Пожалел меня только усатый конюх — он прокатил меня в своей телеге и напрямик сказал, что Лариска (наша воспитательница) — «блядь», что он «ее в рот ебал» и что мне того же желает. Я не понял его, но, естественно, сразу поверил, ибо он был взрослый дядя, колдун и конюх, — поверил и отнесся к своему унижению довольно легко.

Это пионеры, дети немного постарше

***

Теперь уже я и не помню — до или после этой гражданской казни один мальчик, чуть постарше меня, рассказал мне о боженьке, который с неба смотрит на нас, и поэтому я должен отдать ему (этому мальчику) свои грибы. А грибы там (на даче) были чем-то вроде разменной монеты: лишиться грибов означало лишиться воды, ибо воспитатели давали нам пить в лесу только в обмен на грибы. Пить почему-то все время очень хотелось (на просьбу пить воспитательница отвечала обычно: «Вода спить»), — хотелось, но я, конечно же, стал отдавать грибы этому маленькому поверенному бога (как пугал он меня уже тем, что я должен был собирать ему грибы!), — отдавал их, а сам пил из лесных лужиц и болот, как братец Иванушка. О, этот восторг, когда видишь большой белый гриб под поваленным дубом средь темного леса на склоне оврага — ах! — и вдруг вспоминаешь, что есть еще бог…

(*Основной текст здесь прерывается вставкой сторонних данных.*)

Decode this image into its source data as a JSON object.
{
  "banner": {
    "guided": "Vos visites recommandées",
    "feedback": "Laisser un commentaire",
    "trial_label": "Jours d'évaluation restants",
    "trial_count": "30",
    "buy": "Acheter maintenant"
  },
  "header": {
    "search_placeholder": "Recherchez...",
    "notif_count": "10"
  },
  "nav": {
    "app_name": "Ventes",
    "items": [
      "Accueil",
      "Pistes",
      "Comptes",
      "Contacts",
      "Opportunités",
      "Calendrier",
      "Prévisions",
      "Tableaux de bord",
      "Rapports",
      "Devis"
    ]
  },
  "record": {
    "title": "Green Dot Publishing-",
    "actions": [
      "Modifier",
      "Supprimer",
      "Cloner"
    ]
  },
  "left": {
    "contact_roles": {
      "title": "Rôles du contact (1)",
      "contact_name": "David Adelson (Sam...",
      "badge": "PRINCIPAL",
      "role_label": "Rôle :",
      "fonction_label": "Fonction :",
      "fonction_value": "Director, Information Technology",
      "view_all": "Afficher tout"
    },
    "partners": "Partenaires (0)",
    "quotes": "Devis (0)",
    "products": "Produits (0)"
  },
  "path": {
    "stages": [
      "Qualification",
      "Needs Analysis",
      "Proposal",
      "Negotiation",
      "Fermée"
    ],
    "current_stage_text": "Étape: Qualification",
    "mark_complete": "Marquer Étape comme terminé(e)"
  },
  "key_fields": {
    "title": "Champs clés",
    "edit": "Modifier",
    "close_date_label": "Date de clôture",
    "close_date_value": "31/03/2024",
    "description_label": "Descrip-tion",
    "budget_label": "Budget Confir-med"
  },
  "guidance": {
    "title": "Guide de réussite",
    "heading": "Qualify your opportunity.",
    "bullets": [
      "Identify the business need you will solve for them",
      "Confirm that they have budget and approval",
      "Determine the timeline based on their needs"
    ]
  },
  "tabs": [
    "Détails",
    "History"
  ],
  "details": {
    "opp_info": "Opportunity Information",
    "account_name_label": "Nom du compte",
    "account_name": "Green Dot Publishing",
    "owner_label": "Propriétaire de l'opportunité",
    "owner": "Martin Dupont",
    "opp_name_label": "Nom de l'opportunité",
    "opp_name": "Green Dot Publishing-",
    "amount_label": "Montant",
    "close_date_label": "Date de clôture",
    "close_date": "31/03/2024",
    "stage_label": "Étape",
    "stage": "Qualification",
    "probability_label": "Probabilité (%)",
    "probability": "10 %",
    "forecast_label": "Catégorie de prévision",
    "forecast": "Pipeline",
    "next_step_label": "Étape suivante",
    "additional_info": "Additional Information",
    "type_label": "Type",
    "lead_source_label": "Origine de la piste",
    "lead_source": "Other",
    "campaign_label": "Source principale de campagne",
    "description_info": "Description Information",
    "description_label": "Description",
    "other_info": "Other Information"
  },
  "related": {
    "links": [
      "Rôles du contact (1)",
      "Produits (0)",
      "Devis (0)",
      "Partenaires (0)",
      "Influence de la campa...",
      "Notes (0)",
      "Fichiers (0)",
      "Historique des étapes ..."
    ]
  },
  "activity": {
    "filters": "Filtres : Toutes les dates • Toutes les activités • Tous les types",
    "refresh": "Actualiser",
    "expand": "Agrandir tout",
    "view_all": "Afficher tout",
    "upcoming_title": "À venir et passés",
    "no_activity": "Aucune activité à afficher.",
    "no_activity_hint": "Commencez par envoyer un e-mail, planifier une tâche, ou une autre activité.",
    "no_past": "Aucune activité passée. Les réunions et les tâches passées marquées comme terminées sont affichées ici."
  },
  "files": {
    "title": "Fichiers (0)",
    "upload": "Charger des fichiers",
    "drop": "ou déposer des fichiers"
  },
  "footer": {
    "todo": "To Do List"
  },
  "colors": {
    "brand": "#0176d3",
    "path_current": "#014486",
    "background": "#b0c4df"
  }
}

Да, не логично было считать этого мальчишку полномочным представителем бога, — бога, о котором мы оба, кстати, имели слишком поверхностное представление (бог показывал нам один лишь свой лик — он был обличен страхом, то был олицетворенный страх — именно то, что прогнало нас с Леной тогда от конюшни), — это было нелогично, но логика-то здесь и ни при чем… Из зелени листвы за мной пристально следили чьи-то глаза, и это был бог — он еще выжидал, но в любой момент мог страшно покарать. О, конечно, не за эту недозволенную любовь к Лене — за это, я думал, можно покарать только одним способом — тем, которым меня все-таки покарали. И между прочим, читатель, положа руку на сердце: разве то была кара? — да нет, то была просто флуктуация разгоряченной и больной матки Ларисы Сергеевны — нашей воспитательницы. Кара должна быть страшной, думал я, ужасающей, непонятной, грозной, как сам этот бог, неожиданной, жуткой, и я постоянно был в страхе, ожидая ее.